NYTimes: Toyota’s Slow Awakening to a Deadly Problem

來源: internuts 2010-02-01 09:38:39 [] [博客] [舊帖] [給我悄悄話] 本文已被閱讀: 次 (2603 bytes)
By BILL VLASIC
Published: January 31, 2010
DETROIT — The 911 call came at 6:35 p.m. on Aug. 28 from a car that was speeding out of control on Highway 125 near San Diego.

The caller, a male voice, was panic-stricken: “We’re in a Lexus ... we’re going north on 125 and our accelerator is stuck ... we’re in trouble ... there’s no brakes ... we’re approaching the intersection ... hold on ... hold on and pray ... pray ...”

The call ended with the sound of a crash.

The Lexus ES 350 sedan, made by Toyota, had hit a sport utility vehicle, careened through a fence, rolled over and burst into flames. All four people inside were killed: the driver, Mark Saylor, an off-duty California Highway Patrol officer, and his wife, daughter and brother-in-law.

It was the tragedy that forced Toyota, which had received more than 2,000 complaints of unintended acceleration, to step up its own inquiry, after going through multiple government investigations since 2002.

Yet only last week did the company finally appear to come to terms with the scope of the problem — after expanding a series of recalls to cover millions of vehicles around the world, incalculable damage to its once-stellar reputation for quality and calls for Congressional hearings.

With prodding from the National Highway Traffic Safety Administration, Toyota halted production and sales of eight models, including its top-selling Camry sedan.

And late last week, the government allowed the company to go ahead to try yet another new fix for its vehicles, which it is expected to announce on Monday.

At almost every step that led to its current predicament, Toyota underestimated the severity of the sudden-acceleration problem affecting its most popular cars.

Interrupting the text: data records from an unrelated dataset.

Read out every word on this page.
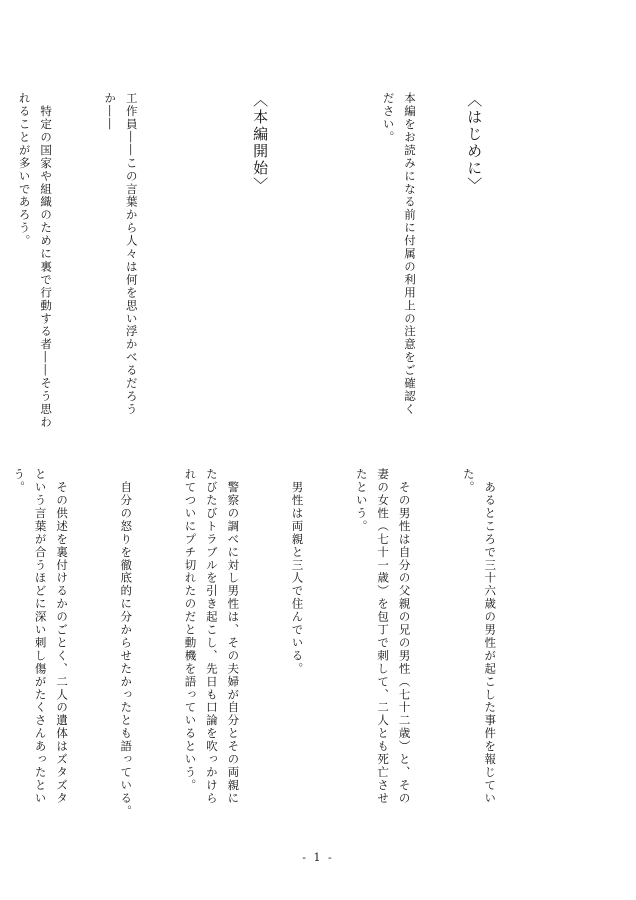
〈はじめに〉

本編をお読みになる前に付属の利用上の注意をご確認く
ださい。

〈本編開始〉

工作員――この言葉から人々は何を思い浮かべるだろう
か――

　特定の国家や組織のために裏で行動する者――そう思わ
れることが多いであろう。

　あるところで三十六歳の男性が起こした事件を報じてい
た。

　その男性は自分の父親の兄の男性（七十二歳）と、その
妻の女性（七十一歳）を包丁で刺して、二人とも死亡させ
たという。

　男性は両親と三人で住んでいる。

　警察の調べに対し男性は、その夫婦が自分とその両親に
たびたびトラブルを引き起こし、先日も口論を吹っかけら
れてついにプチ切れたのだと動機を語っているという。

　自分の怒りを徹底的に分からせたかったとも語っている。

　その供述を裏付けるかのごとく、二人の遺体はズタズタ
という言葉が合うほどに深い刺し傷がたくさんあったとい
う。

- 1 -
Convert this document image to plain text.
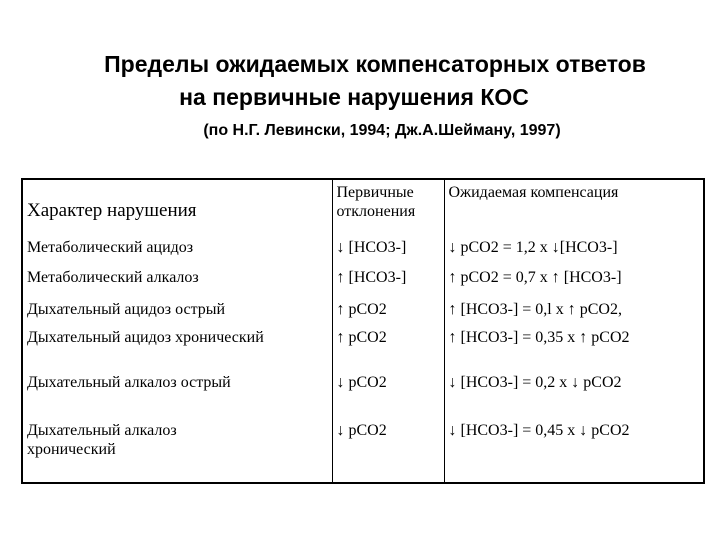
Пределы ожидаемых компенсаторных ответов
на первичные нарушения КОС

(по Н.Г. Левински, 1994; Дж.А.Шейману, 1997)

Характер нарушения	Первичные отклонения	Ожидаемая компенсация
Метаболический ацидоз	↓ [HCO3-]	↓ pCO2 = 1,2 x ↓[HCO3-]
Метаболический алкалоз	↑ [HCO3-]	↑ pCO2 = 0,7 x ↑ [HCO3-]
Дыхательный ацидоз острый	↑ pCO2	↑ [HCO3-] = 0,l x ↑ pCO2,
Дыхательный ацидоз хронический	↑ pCO2	↑ [HCO3-] = 0,35 x ↑ pCO2
Дыхательный алкалоз острый	↓ pCO2	↓ [HCO3-] = 0,2 x ↓ pCO2

Дыхательный алкалоз хронический	↓ pCO2	↓ [HCO3-] = 0,45 x ↓ pCO2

It went from discounting early reports of problems to overconfidently announcing diagnoses and insufficient fixes.

As recently as the fall, Toyota was still saying it was confident that loose floor mats were the sole cause of any sudden acceleration, issuing an advisory to millions of Toyota owners to remove them. The company said on Nov. 2 that “there is no evidence to support” any other conclusion, and added that its claim was backed up by the federal traffic safety agency.

But, in fact, the agency had not signed on to the explanation, and it issued a sharp rebuke. Toyota’s statement was “misleading and inaccurate,” the agency said. “This matter is not closed.”